Walt Whitman, son of Walt Whitman Sr. and Louisa Van Velsor, was born on May 31, 1819 in a Long Island, New York farmhouse.  When he was four, the family moved closer to the city into Brooklyn.  Walt had to quit going to school at age eleven to help support his family.  He took a few odd jobs until finding something he especially enjoyed—editing, printing, and contributing to newspapers.  Walt primarily worked at that trade for the following five years.

            Walt gained much inspiration during his adolescence.  He would use his press pass to get into theater and opera performances.  He also read voraciously—everything he could get his hands on.  Because his education was cut short, Walt was mostly self-taught through his lust for enlightenment.

            Following a loss of work in the city, Walt headed back to Long Island to take a few teaching positions over the next five years.  Towards the end of this career, he started up his own newspaper called The Long Islander.  In it, he would express his liberal positions on current world affairs.  With a renewed taste for writing, Walt returned to New York City to work at several newspapers over the next eight years:  New World, Aurora, Tatler, Eagle, and Democrat; some of which he was fired from for apparent laziness or conflicting political views.  For a brief time in 1948, Walt was in New Orleans to work on a paper called Crescent.

            Back in New York, he took a job as a carpenter to support himself while he began to write Leaves of Grass, his poetic collection.  He published the first edition of it himself in 1855.  He gained little response from this work aside from that of the Transcendentalists, some of which came to visit him.  Emerson was especially impressed with Walt’s Leaves of Grass and, in a letter to him, was said to have rubbed his eyes some "to see if the sunbeam was no illusion."

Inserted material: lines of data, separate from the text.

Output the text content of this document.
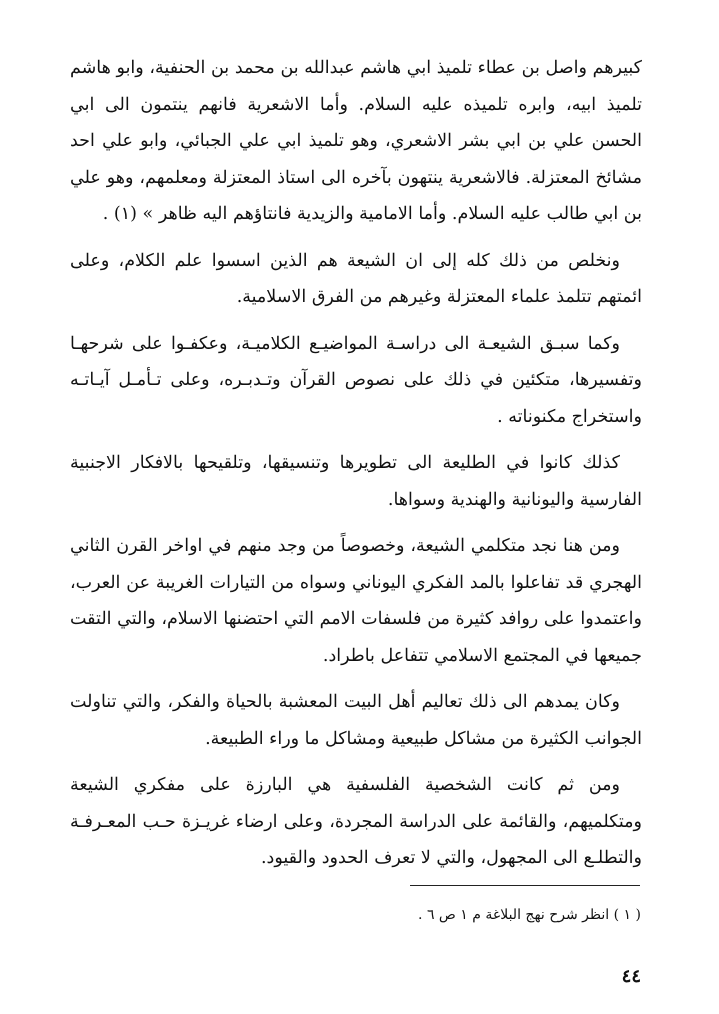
كبيرهم واصل بن عطاء تلميذ ابي هاشم عبدالله بن محمد بن الحنفية، وابو هاشم تلميذ ابيه، وابره تلميذه عليه السلام. وأما الاشعرية فانهم ينتمون الى ابي الحسن علي بن ابي بشر الاشعري، وهو تلميذ ابي علي الجبائي، وابو علي احد مشائخ المعتزلة. فالاشعرية ينتهون بآخره الى استاذ المعتزلة ومعلمهم، وهو علي بن ابي طالب عليه السلام. وأما الامامية والزيدية فانتاؤهم اليه ظاهر » (١) .

ونخلص من ذلك كله إلى ان الشيعة هم الذين اسسوا علم الكلام، وعلى ائمتهم تتلمذ علماء المعتزلة وغيرهم من الفرق الاسلامية.

وكما سبـق الشيعـة الى دراسـة المواضيـع الكلاميـة، وعكفـوا على شرحهـا وتفسيرها، متكئين في ذلك على نصوص القرآن وتـدبـره، وعلى تـأمـل آيـاتـه واستخراج مكنوناته .

كذلك كانوا في الطليعة الى تطويرها وتنسيقها، وتلقيحها بالافكار الاجنبية الفارسية واليونانية والهندية وسواها.

ومن هنا نجد متكلمي الشيعة، وخصوصاً من وجد منهم في اواخر القرن الثاني الهجري قد تفاعلوا بالمد الفكري اليوناني وسواه من التيارات الغريبة عن العرب، واعتمدوا على روافد كثيرة من فلسفات الامم التي احتضنها الاسلام، والتي التقت جميعها في المجتمع الاسلامي تتفاعل باطراد.

وكان يمدهم الى ذلك تعاليم أهل البيت المعشبة بالحياة والفكر، والتي تناولت الجوانب الكثيرة من مشاكل طبيعية ومشاكل ما وراء الطبيعة.

ومن ثم كانت الشخصية الفلسفية هي البارزة على مفكري الشيعة ومتكلميهم، والقائمة على الدراسة المجردة، وعلى ارضاء غريـزة حـب المعـرفـة والتطلـع الى المجهول، والتي لا تعرف الحدود والقيود.

( ١ ) انظر شرح نهج البلاغة م ١ ص ٦ .
٤٤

Meanwhile, Walt continued to revise Leaves of Grass and another collection of poems, Live Oak with Moss, which told of a relationship with another man.  He couldn’t publish this at that time, of course, so instead he wove it into Leaves of Grass with poems about a man’s love for a woman to offset his homosexual poetry.  He would continue to work on these collections until the Civil War broke out and then worked at a hospital in Washington.  Walt would dress wounds and comfort the wounded and dying soldiers.  From his war experience, he wrote the Drum-Taps collection.  But Walt’s work on that was interrupted when President Lincoln was assassinated in 1865.  As a tribute and elegy to him, Walt Whitman composed the When Lilacs Last in the Dooryard Bloom’d collection of poems.

Then, still in the nation’s capital, Walt went to work for the Department of the Interior briefly until his supervisor dismissed him for the sexual and unsavory content of Leaves of Grass.  Walt managed to move to a position as a clerk in the attorney general’s office for the next seven years.  But, of course, his primary concern was still writing.  He incorporated Drum-Taps into his life’s work, Leaves of Grass, and was continually revising it as well.  He also published Specimen Days in this time and had gained a small following of other artists and important people who sympathized with him and his work.

In 1873, when Walt was only 54, he had to leave Washington to recover from a paralytic stroke.  He stayed with his brother in Camden, New Jersey for some eleven years until purchasing a shack in Camden to spend the rest of his days.  Although Whitman was growing weak and confined to a wheelchair, he would still write new groups of poems, such as November Boughs and Passage to India, and revise his Leaves of Grass.  He revised about eight distinct versions of this massive collection in his lifetime.  Then, in 1892, Walt Whitman died from several years of illness, failing health, and another stroke.  He was buried in Harleigh Cemetery in Camden where, today, scholars often pay their respects to Walt by leaving blades of grass on his grave.